Va. AG to fight gay-marriage ban


Associated Press

RICHMOND, Va.

Gay marriage moved closer to gaining its first foothold in the South when Virginia’s attorney general said Thursday that the state’s ban on same-sex matrimony is unconstitutional and he will join the fight to get it struck down.

“It’s time for the commonwealth to be on the right side of history and the right side of the law,” newly elected Democrat Mark R. Herring said in a state that fiercely resisted school integration and interracial marriage in the 1950s and ’60s.

Republicans accused Herring of shirking his duty to defend the state’s laws after less than two weeks on the job, while gay-rights activists exulted over the latest in a string of victories — this one in a conservative and usually hostile region of the country.

“It’s a nice day to be an American from Virginia,” Tom Shuttleworth, one of the lawyers challenging the ban, said in an email.
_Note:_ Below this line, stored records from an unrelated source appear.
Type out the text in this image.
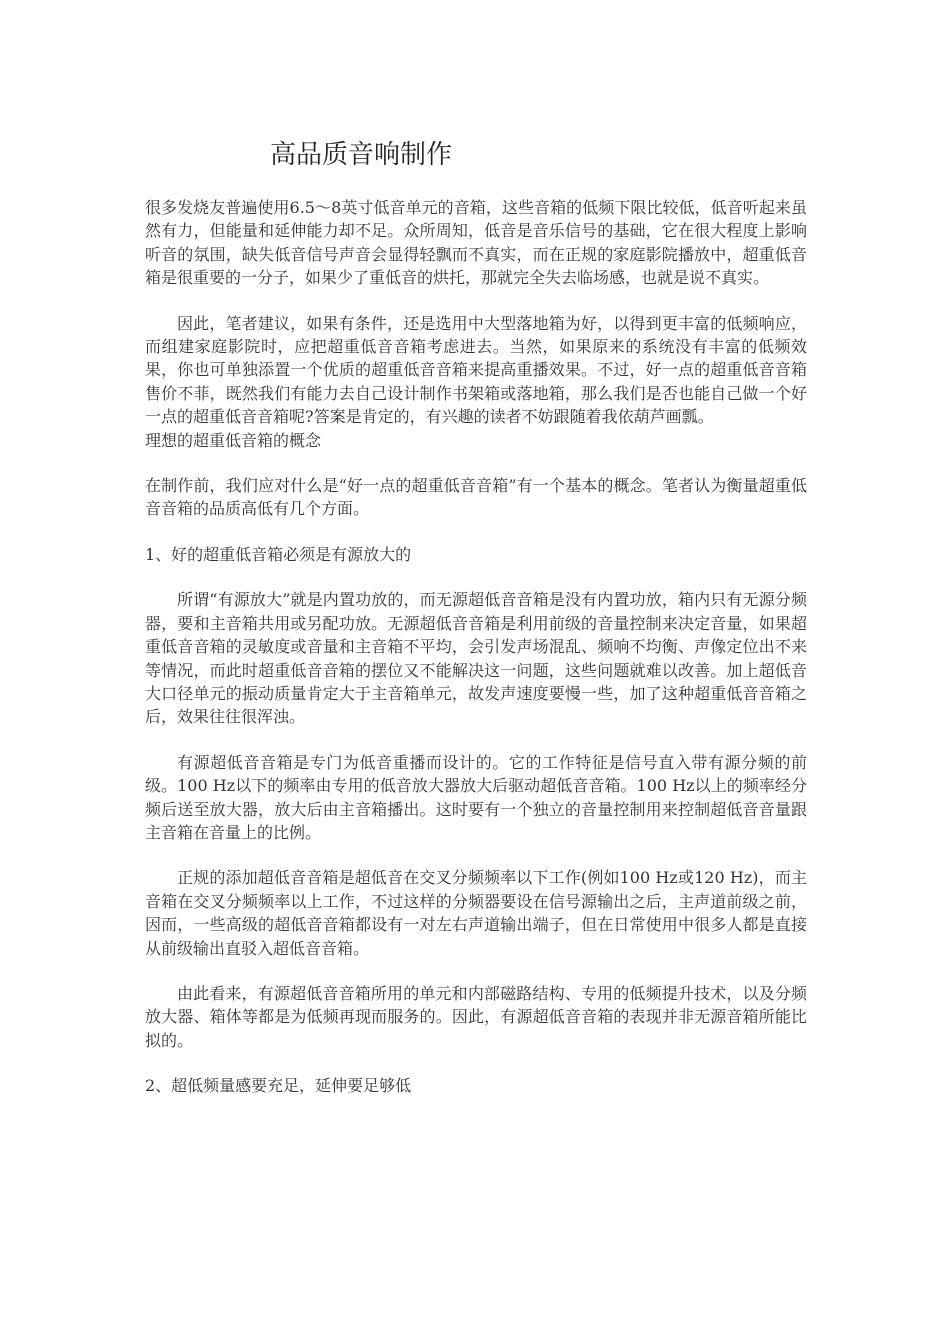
高品质音响制作

很多发烧友普遍使用6.5～8英寸低音单元的音箱，这些音箱的低频下限比较低，低音听起来虽然有力，但能量和延伸能力却不足。众所周知，低音是音乐信号的基础，它在很大程度上影响听音的氛围，缺失低音信号声音会显得轻飘而不真实，而在正规的家庭影院播放中，超重低音箱是很重要的一分子，如果少了重低音的烘托，那就完全失去临场感，也就是说不真实。

因此，笔者建议，如果有条件，还是选用中大型落地箱为好，以得到更丰富的低频响应，而组建家庭影院时，应把超重低音音箱考虑进去。当然，如果原来的系统没有丰富的低频效果，你也可单独添置一个优质的超重低音音箱来提高重播效果。不过，好一点的超重低音音箱售价不菲，既然我们有能力去自己设计制作书架箱或落地箱，那么我们是否也能自己做一个好一点的超重低音音箱呢?答案是肯定的，有兴趣的读者不妨跟随着我依葫芦画瓢。

理想的超重低音箱的概念

在制作前，我们应对什么是“好一点的超重低音音箱”有一个基本的概念。笔者认为衡量超重低音音箱的品质高低有几个方面。

1、好的超重低音箱必须是有源放大的

所谓“有源放大”就是内置功放的，而无源超低音音箱是没有内置功放，箱内只有无源分频器，要和主音箱共用或另配功放。无源超低音音箱是利用前级的音量控制来决定音量，如果超重低音音箱的灵敏度或音量和主音箱不平均，会引发声场混乱、频响不均衡、声像定位出不来等情况，而此时超重低音音箱的摆位又不能解决这一问题，这些问题就难以改善。加上超低音大口径单元的振动质量肯定大于主音箱单元，故发声速度要慢一些，加了这种超重低音音箱之后，效果往往很浑浊。

有源超低音音箱是专门为低音重播而设计的。它的工作特征是信号直入带有源分频的前级。100 Hz以下的频率由专用的低音放大器放大后驱动超低音音箱。100 Hz以上的频率经分频后送至放大器，放大后由主音箱播出。这时要有一个独立的音量控制用来控制超低音音量跟主音箱在音量上的比例。

正规的添加超低音音箱是超低音在交叉分频频率以下工作(例如100 Hz或120 Hz)，而主音箱在交叉分频频率以上工作，不过这样的分频器要设在信号源输出之后，主声道前级之前，因而，一些高级的超低音音箱都设有一对左右声道输出端子，但在日常使用中很多人都是直接从前级输出直驳入超低音音箱。

由此看来，有源超低音音箱所用的单元和内部磁路结构、专用的低频提升技术，以及分频放大器、箱体等都是为低频再现而服务的。因此，有源超低音音箱的表现并非无源音箱所能比拟的。

2、超低频量感要充足，延伸要足够低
The move reflects the rise of a new Democratic leadership in Virginia and illustrates how rapidly the political and legal landscape on gay marriage in the U.S. is shifting.

Herring, as a state senator, supported Virginia’s 2006 voter-approved constitutional amendment defining marriage as the union of a man and woman. But he said he decided after a “thorough legal review” that it is unconstitutional, and he will join gay couples in two federal lawsuits challenging the ban.